Evers’ werkwijze – minimalistische bewerking, zorgvuldig gebruik van licht en het vermijden van overbodige scherpte – resulteert in beelden die ademen tussen realisme en droom. De witte achtergrond creëert een leegte waarin de bloemen als zwevend verschijnen; hun stelen en bloemhoofden vormen lijnen, bijna noten op een partituur. De blik wordt niet gedwongen, maar geleid door de natuurlijke balans van de compositie.
Hoewel haar beelden direct aanspreken door hun schoonheid, schuilt hun kracht in de verstilling erachter. Ze zijn niet decoratief, maar contemplatief: een vorm van aandachtsoefening, waarin de fotografe de chaos van de natuur ordent zonder haar te temmen. In deze fragiele precisie toont zich de invloed van de schilderkunst – niet als citaat, maar als houding van kijken.

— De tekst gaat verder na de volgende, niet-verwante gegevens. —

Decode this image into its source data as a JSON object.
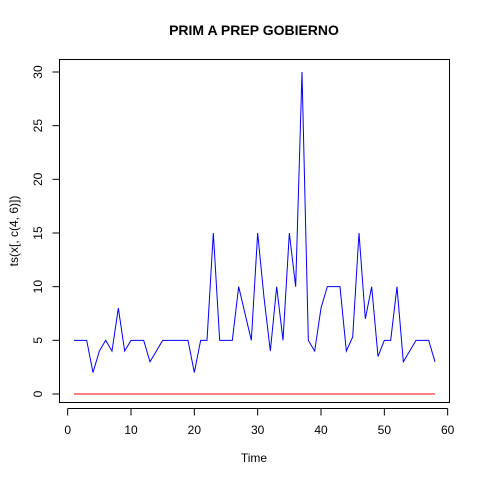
{
  "chart_data": {
    "type": "line",
    "title": "PRIM A PREP GOBIERNO",
    "xlabel": "Time",
    "ylabel": "ts(x[, c(4, 6)])",
    "xlim": [
      1,
      58
    ],
    "ylim": [
      0,
      30
    ],
    "xticks": [
      0,
      10,
      20,
      30,
      40,
      50,
      60
    ],
    "yticks": [
      0,
      5,
      10,
      15,
      20,
      25,
      30
    ],
    "grid": false,
    "x": [
      1,
      2,
      3,
      4,
      5,
      6,
      7,
      8,
      9,
      10,
      11,
      12,
      13,
      14,
      15,
      16,
      17,
      18,
      19,
      20,
      21,
      22,
      23,
      24,
      25,
      26,
      27,
      28,
      29,
      30,
      31,
      32,
      33,
      34,
      35,
      36,
      37,
      38,
      39,
      40,
      41,
      42,
      43,
      44,
      45,
      46,
      47,
      48,
      49,
      50,
      51,
      52,
      53,
      54,
      55,
      56,
      57,
      58
    ],
    "series": [
      {
        "color": "#0000ff",
        "values": [
          5,
          5,
          5,
          2,
          4,
          5,
          4,
          8,
          4,
          5,
          5,
          5,
          3,
          4,
          5,
          5,
          5,
          5,
          5,
          2,
          5,
          5,
          15,
          5,
          5,
          5,
          10,
          7.5,
          5,
          15,
          9,
          4,
          10,
          5,
          15,
          10,
          30,
          5,
          4,
          8,
          10,
          10,
          10,
          4,
          5.3,
          15,
          7,
          10,
          3.5,
          5,
          5,
          10,
          3,
          4,
          5,
          5,
          5,
          3
        ]
      },
      {
        "color": "#ff0000",
        "values": [
          0,
          0,
          0,
          0,
          0,
          0,
          0,
          0,
          0,
          0,
          0,
          0,
          0,
          0,
          0,
          0,
          0,
          0,
          0,
          0,
          0,
          0,
          0,
          0,
          0,
          0,
          0,
          0,
          0,
          0,
          0,
          0,
          0,
          0,
          0,
          0,
          0,
          0,
          0,
          0,
          0,
          0,
          0,
          0,
          0,
          0,
          0,
          0,
          0,
          0,
          0,
          0,
          0,
          0,
          0,
          0,
          0,
          0
        ]
      }
    ]
  }
}
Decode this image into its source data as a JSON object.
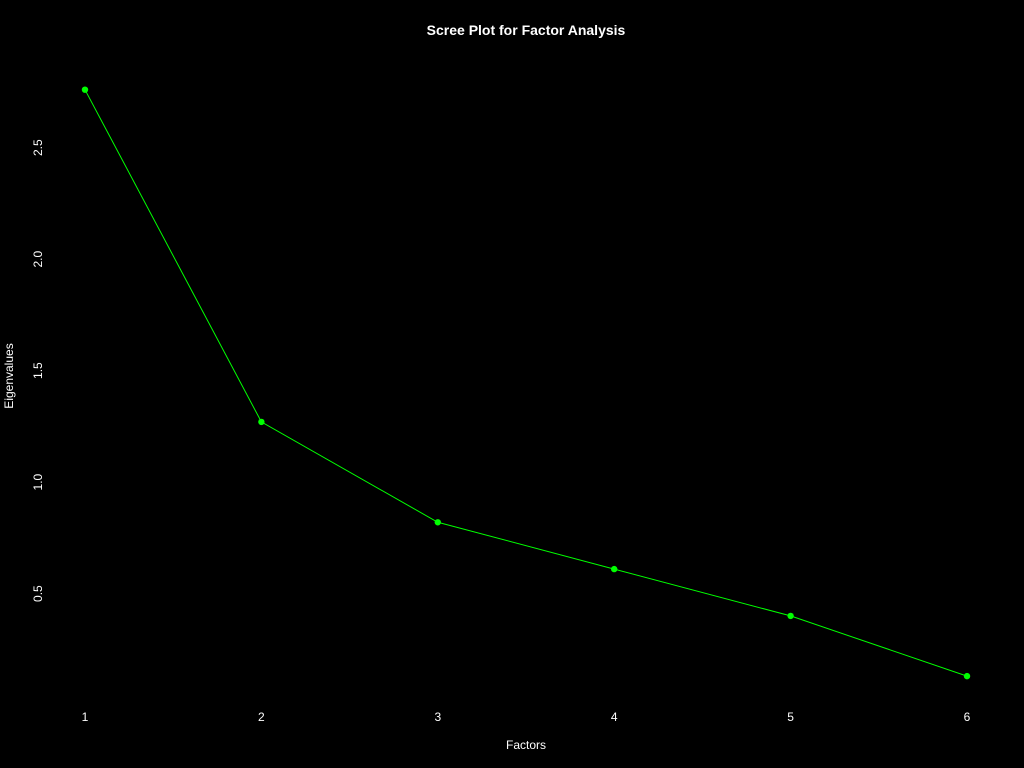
{
  "chart_data": {
    "type": "line",
    "title": "Scree Plot for Factor Analysis",
    "xlabel": "Factors",
    "ylabel": "Eigenvalues",
    "x": [
      1,
      2,
      3,
      4,
      5,
      6
    ],
    "y": [
      2.76,
      1.27,
      0.82,
      0.61,
      0.4,
      0.13
    ],
    "x_ticks": [
      "1",
      "2",
      "3",
      "4",
      "5",
      "6"
    ],
    "y_ticks": [
      "0.5",
      "1.0",
      "1.5",
      "2.0",
      "2.5"
    ],
    "xlim": [
      0.8,
      6.2
    ],
    "ylim": [
      0.07,
      2.82
    ],
    "grid": false,
    "colors": {
      "background": "#000000",
      "line": "#00ff00",
      "text": "#ffffff"
    }
  }
}
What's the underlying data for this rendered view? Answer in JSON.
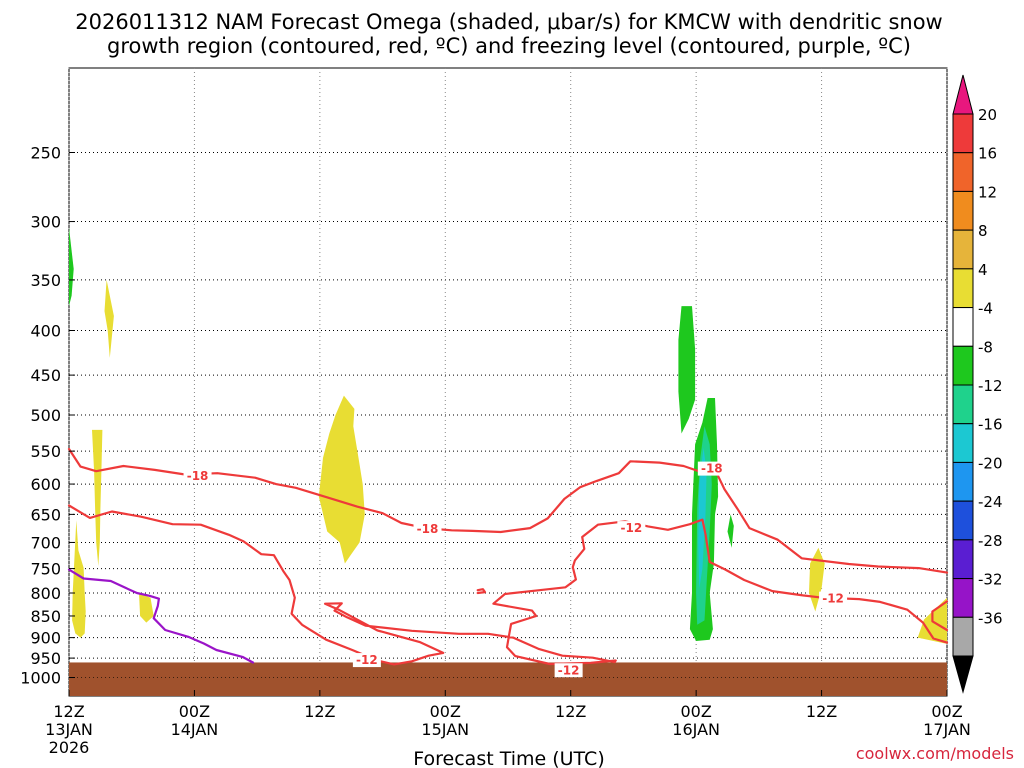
{
  "chart_data": {
    "type": "time-height cross section",
    "title_line1": "2026011312 NAM Forecast Omega (shaded, μbar/s) for KMCW with dendritic snow",
    "title_line2": "growth region (contoured, red, ºC) and freezing level (contoured, purple, ºC)",
    "xlabel": "Forecast Time (UTC)",
    "credit": "coolwx.com/models",
    "y_levels_hpa": [
      250,
      300,
      350,
      400,
      450,
      500,
      550,
      600,
      650,
      700,
      750,
      800,
      850,
      900,
      950,
      1000
    ],
    "y_range_hpa": [
      200,
      1050
    ],
    "x_range_hours": [
      0,
      84
    ],
    "x_ticks": [
      {
        "hour": 0,
        "line1": "12Z",
        "line2": "13JAN",
        "line3": "2026"
      },
      {
        "hour": 12,
        "line1": "00Z",
        "line2": "14JAN",
        "line3": ""
      },
      {
        "hour": 24,
        "line1": "12Z",
        "line2": "",
        "line3": ""
      },
      {
        "hour": 36,
        "line1": "00Z",
        "line2": "15JAN",
        "line3": ""
      },
      {
        "hour": 48,
        "line1": "12Z",
        "line2": "",
        "line3": ""
      },
      {
        "hour": 60,
        "line1": "00Z",
        "line2": "16JAN",
        "line3": ""
      },
      {
        "hour": 72,
        "line1": "12Z",
        "line2": "",
        "line3": ""
      },
      {
        "hour": 84,
        "line1": "00Z",
        "line2": "17JAN",
        "line3": ""
      }
    ],
    "colorbar": {
      "labels": [
        "20",
        "16",
        "12",
        "8",
        "4",
        "-4",
        "-8",
        "-12",
        "-16",
        "-20",
        "-24",
        "-28",
        "-32",
        "-36"
      ],
      "colors": [
        "#e8177e",
        "#ee3a3a",
        "#f0642a",
        "#f08c1e",
        "#e6b43a",
        "#e8dd33",
        "#ffffff",
        "#1ec81e",
        "#1fd28c",
        "#1cc8d2",
        "#1e96f0",
        "#1e50dc",
        "#5a1ed2",
        "#9614c8",
        "#a8a8a8",
        "#000000"
      ]
    },
    "contour_labels": [
      {
        "text": "-18",
        "hour": 12.3,
        "hpa": 587
      },
      {
        "text": "-18",
        "hour": 34.3,
        "hpa": 676
      },
      {
        "text": "-12",
        "hour": 28.5,
        "hpa": 955
      },
      {
        "text": "-12",
        "hour": 53.8,
        "hpa": 674
      },
      {
        "text": "-12",
        "hour": 47.8,
        "hpa": 981
      },
      {
        "text": "-18",
        "hour": 61.5,
        "hpa": 576
      },
      {
        "text": "-12",
        "hour": 73.1,
        "hpa": 812
      }
    ],
    "omega_areas": [
      {
        "color": "#e8dd33",
        "pts": [
          [
            0.7,
            660
          ],
          [
            0.9,
            715
          ],
          [
            1.4,
            748
          ],
          [
            1.5,
            800
          ],
          [
            1.6,
            840
          ],
          [
            1.5,
            890
          ],
          [
            1.1,
            900
          ],
          [
            0.6,
            890
          ],
          [
            0.3,
            860
          ],
          [
            0.35,
            800
          ]
        ]
      },
      {
        "color": "#e8dd33",
        "pts": [
          [
            3.6,
            350
          ],
          [
            4.3,
            385
          ],
          [
            3.9,
            430
          ],
          [
            3.7,
            400
          ],
          [
            3.4,
            380
          ]
        ]
      },
      {
        "color": "#e8dd33",
        "pts": [
          [
            2.2,
            520
          ],
          [
            3.2,
            520
          ],
          [
            3.1,
            580
          ],
          [
            3.0,
            640
          ],
          [
            2.95,
            700
          ],
          [
            2.8,
            745
          ],
          [
            2.6,
            700
          ],
          [
            2.5,
            640
          ],
          [
            2.4,
            580
          ]
        ]
      },
      {
        "color": "#e8dd33",
        "pts": [
          [
            6.7,
            800
          ],
          [
            7.8,
            810
          ],
          [
            8.1,
            850
          ],
          [
            7.4,
            865
          ],
          [
            6.8,
            850
          ]
        ]
      },
      {
        "color": "#e8dd33",
        "pts": [
          [
            26.3,
            475
          ],
          [
            27.3,
            492
          ],
          [
            27.2,
            515
          ],
          [
            27.7,
            560
          ],
          [
            28.1,
            600
          ],
          [
            28.3,
            650
          ],
          [
            27.8,
            700
          ],
          [
            26.9,
            725
          ],
          [
            26.4,
            740
          ],
          [
            25.9,
            700
          ],
          [
            24.7,
            680
          ],
          [
            23.9,
            620
          ],
          [
            24.3,
            560
          ],
          [
            24.9,
            525
          ],
          [
            25.5,
            500
          ]
        ]
      },
      {
        "color": "#e8dd33",
        "pts": [
          [
            71.7,
            710
          ],
          [
            72.3,
            740
          ],
          [
            72.0,
            790
          ],
          [
            71.4,
            840
          ],
          [
            70.8,
            800
          ],
          [
            70.9,
            740
          ]
        ]
      },
      {
        "color": "#e8dd33",
        "pts": [
          [
            84,
            810
          ],
          [
            84,
            915
          ],
          [
            81.2,
            900
          ],
          [
            81.8,
            858
          ]
        ]
      },
      {
        "color": "#1ec81e",
        "pts": [
          [
            0,
            305
          ],
          [
            0.45,
            340
          ],
          [
            0.25,
            365
          ],
          [
            0,
            375
          ]
        ]
      },
      {
        "color": "#1ec81e",
        "pts": [
          [
            58.6,
            375
          ],
          [
            59.6,
            375
          ],
          [
            59.9,
            420
          ],
          [
            59.9,
            480
          ],
          [
            59.3,
            505
          ],
          [
            58.6,
            525
          ],
          [
            58.3,
            470
          ],
          [
            58.3,
            410
          ]
        ]
      },
      {
        "color": "#1ec81e",
        "pts": [
          [
            61.1,
            478
          ],
          [
            61.8,
            478
          ],
          [
            62.0,
            540
          ],
          [
            62.1,
            620
          ],
          [
            61.8,
            650
          ],
          [
            61.7,
            740
          ],
          [
            61.3,
            800
          ],
          [
            61.6,
            880
          ],
          [
            61.3,
            905
          ],
          [
            60.0,
            908
          ],
          [
            59.4,
            880
          ],
          [
            59.6,
            800
          ],
          [
            59.6,
            650
          ],
          [
            59.9,
            540
          ],
          [
            60.6,
            510
          ]
        ]
      },
      {
        "color": "#1ec81e",
        "pts": [
          [
            63.3,
            650
          ],
          [
            63.6,
            670
          ],
          [
            63.4,
            710
          ],
          [
            63.0,
            680
          ]
        ]
      },
      {
        "color": "#1fd28c",
        "pts": [
          [
            60.8,
            515
          ],
          [
            61.3,
            540
          ],
          [
            61.5,
            600
          ],
          [
            61.3,
            680
          ],
          [
            61.0,
            780
          ],
          [
            60.8,
            860
          ],
          [
            60.1,
            870
          ],
          [
            60.0,
            800
          ],
          [
            60.1,
            640
          ],
          [
            60.4,
            560
          ]
        ]
      },
      {
        "color": "#1cc8d2",
        "pts": [
          [
            60.7,
            545
          ],
          [
            61.0,
            580
          ],
          [
            60.9,
            650
          ],
          [
            60.6,
            750
          ],
          [
            60.3,
            790
          ],
          [
            60.2,
            700
          ],
          [
            60.3,
            600
          ]
        ]
      }
    ],
    "contours": [
      {
        "color": "#ee3a3a",
        "pts": [
          [
            0,
            547
          ],
          [
            1.1,
            573
          ],
          [
            2.6,
            580
          ],
          [
            5.2,
            572
          ],
          [
            8.2,
            578
          ],
          [
            11.1,
            585
          ],
          [
            14.2,
            583
          ],
          [
            17.8,
            590
          ],
          [
            19.8,
            600
          ],
          [
            21.7,
            606
          ],
          [
            24.8,
            622
          ],
          [
            27.6,
            637
          ],
          [
            30.0,
            648
          ],
          [
            31.8,
            665
          ],
          [
            34.1,
            674
          ],
          [
            36.6,
            678
          ],
          [
            38.6,
            679
          ],
          [
            41.3,
            681
          ],
          [
            44.1,
            674
          ],
          [
            45.8,
            657
          ],
          [
            47.4,
            624
          ],
          [
            48.9,
            605
          ],
          [
            50.5,
            595
          ],
          [
            52.6,
            583
          ],
          [
            53.7,
            565
          ],
          [
            56.5,
            567
          ],
          [
            58.8,
            572
          ],
          [
            60.8,
            583
          ],
          [
            61.7,
            574
          ],
          [
            62.7,
            608
          ],
          [
            64.0,
            642
          ],
          [
            65.1,
            674
          ],
          [
            67.8,
            695
          ],
          [
            70.1,
            730
          ],
          [
            74.6,
            741
          ],
          [
            77.4,
            746
          ],
          [
            81.3,
            749
          ],
          [
            84,
            758
          ]
        ]
      },
      {
        "color": "#ee3a3a",
        "pts": [
          [
            0,
            635
          ],
          [
            2.0,
            656
          ],
          [
            4.1,
            645
          ],
          [
            6.9,
            654
          ],
          [
            9.9,
            667
          ],
          [
            12.6,
            668
          ],
          [
            15.3,
            686
          ],
          [
            16.7,
            698
          ],
          [
            18.4,
            722
          ],
          [
            19.6,
            724
          ],
          [
            20.5,
            755
          ],
          [
            21.1,
            773
          ],
          [
            21.6,
            810
          ],
          [
            21.3,
            845
          ],
          [
            22.3,
            870
          ],
          [
            24.6,
            905
          ],
          [
            27.1,
            930
          ],
          [
            29.5,
            956
          ],
          [
            31.1,
            966
          ],
          [
            32.8,
            958
          ],
          [
            34.4,
            944
          ],
          [
            35.8,
            937
          ],
          [
            33.6,
            911
          ],
          [
            29.5,
            883
          ],
          [
            25.8,
            836
          ],
          [
            24.5,
            823
          ],
          [
            26.1,
            822
          ],
          [
            25.4,
            838
          ],
          [
            26.6,
            853
          ],
          [
            28.4,
            872
          ],
          [
            32.8,
            884
          ],
          [
            37.3,
            891
          ],
          [
            40.1,
            891
          ],
          [
            42.5,
            900
          ],
          [
            44.9,
            927
          ],
          [
            47.2,
            944
          ],
          [
            50.1,
            949
          ],
          [
            52.2,
            960
          ],
          [
            52.3,
            956
          ],
          [
            49.9,
            962
          ],
          [
            46.0,
            965
          ],
          [
            42.7,
            945
          ],
          [
            41.9,
            923
          ],
          [
            42.1,
            895
          ],
          [
            42.3,
            868
          ],
          [
            44.7,
            850
          ],
          [
            44.3,
            838
          ],
          [
            40.6,
            823
          ],
          [
            41.7,
            802
          ],
          [
            45.0,
            794
          ],
          [
            47.5,
            788
          ],
          [
            48.5,
            772
          ],
          [
            48.2,
            747
          ],
          [
            48.4,
            734
          ],
          [
            49.3,
            712
          ],
          [
            49.1,
            690
          ],
          [
            50.6,
            668
          ],
          [
            53.2,
            662
          ],
          [
            55.4,
            671
          ],
          [
            57.3,
            677
          ],
          [
            59.4,
            667
          ],
          [
            60.6,
            659
          ],
          [
            60.9,
            685
          ],
          [
            61.3,
            737
          ],
          [
            62.8,
            752
          ],
          [
            64.6,
            773
          ],
          [
            67.3,
            796
          ],
          [
            70.2,
            805
          ],
          [
            72.1,
            810
          ],
          [
            75.6,
            813
          ],
          [
            77.6,
            819
          ],
          [
            80.2,
            836
          ],
          [
            81.7,
            865
          ],
          [
            82.7,
            902
          ],
          [
            84,
            912
          ]
        ]
      },
      {
        "color": "#ee3a3a",
        "pts": [
          [
            84,
            818
          ],
          [
            82.6,
            840
          ],
          [
            82.6,
            862
          ],
          [
            84,
            882
          ]
        ]
      },
      {
        "color": "#ee3a3a",
        "pts": [
          [
            39.1,
            794
          ],
          [
            39.6,
            792
          ],
          [
            39.8,
            798
          ],
          [
            39.1,
            800
          ]
        ]
      },
      {
        "color": "#9a14c8",
        "pts": [
          [
            0,
            752
          ],
          [
            1.4,
            770
          ],
          [
            4.0,
            775
          ],
          [
            5.4,
            789
          ],
          [
            6.5,
            800
          ],
          [
            7.7,
            806
          ],
          [
            8.6,
            812
          ],
          [
            8.5,
            828
          ],
          [
            8.1,
            855
          ],
          [
            9.2,
            882
          ],
          [
            11.4,
            898
          ],
          [
            12.9,
            914
          ],
          [
            14.1,
            930
          ],
          [
            16.6,
            947
          ],
          [
            17.6,
            961
          ]
        ]
      }
    ]
  }
}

De serie werkt als een langzaam ritueel: drie stille getuigen van seizoenen, van kleur en vergankelijkheid. In het geheel van de tentoonstelling brengen Evers’ beelden lucht en helderheid – een ademruimte na de meer existentiële of duistere reeksen van haar collega’s. Haar werk herinnert eraan dat stilte niet leeg is, maar vol van leven.
Tenslotte
Nog maar twee jaar bestaat Het Fotocollectief, en toch ademt deze tentoonstelling de rijpheid van een groep die haar eigen stem al heeft gevonden. Wat de deelnemende fotografen bindt, is niet een stijl of thema, maar een houding van aandacht: het verlangen om te zien, om te vertragen, om het beeld als vorm van reflectie te gebruiken.
Gezamenlijk vormen deze stemmen een veelstemmig koor van rust, bezinning en kwetsbaarheid. Elk werk onderzoekt op zijn manier de grens tussen aanwezigheid en verdwijnen, tussen kijken en geraakt worden. Dat juist zo’n divers gezelschap — variërend van conceptueel tot poëtisch, van intiem tot verhalend — elkaar vindt in één tentoonstelling, toont de kracht van dit jonge collectief.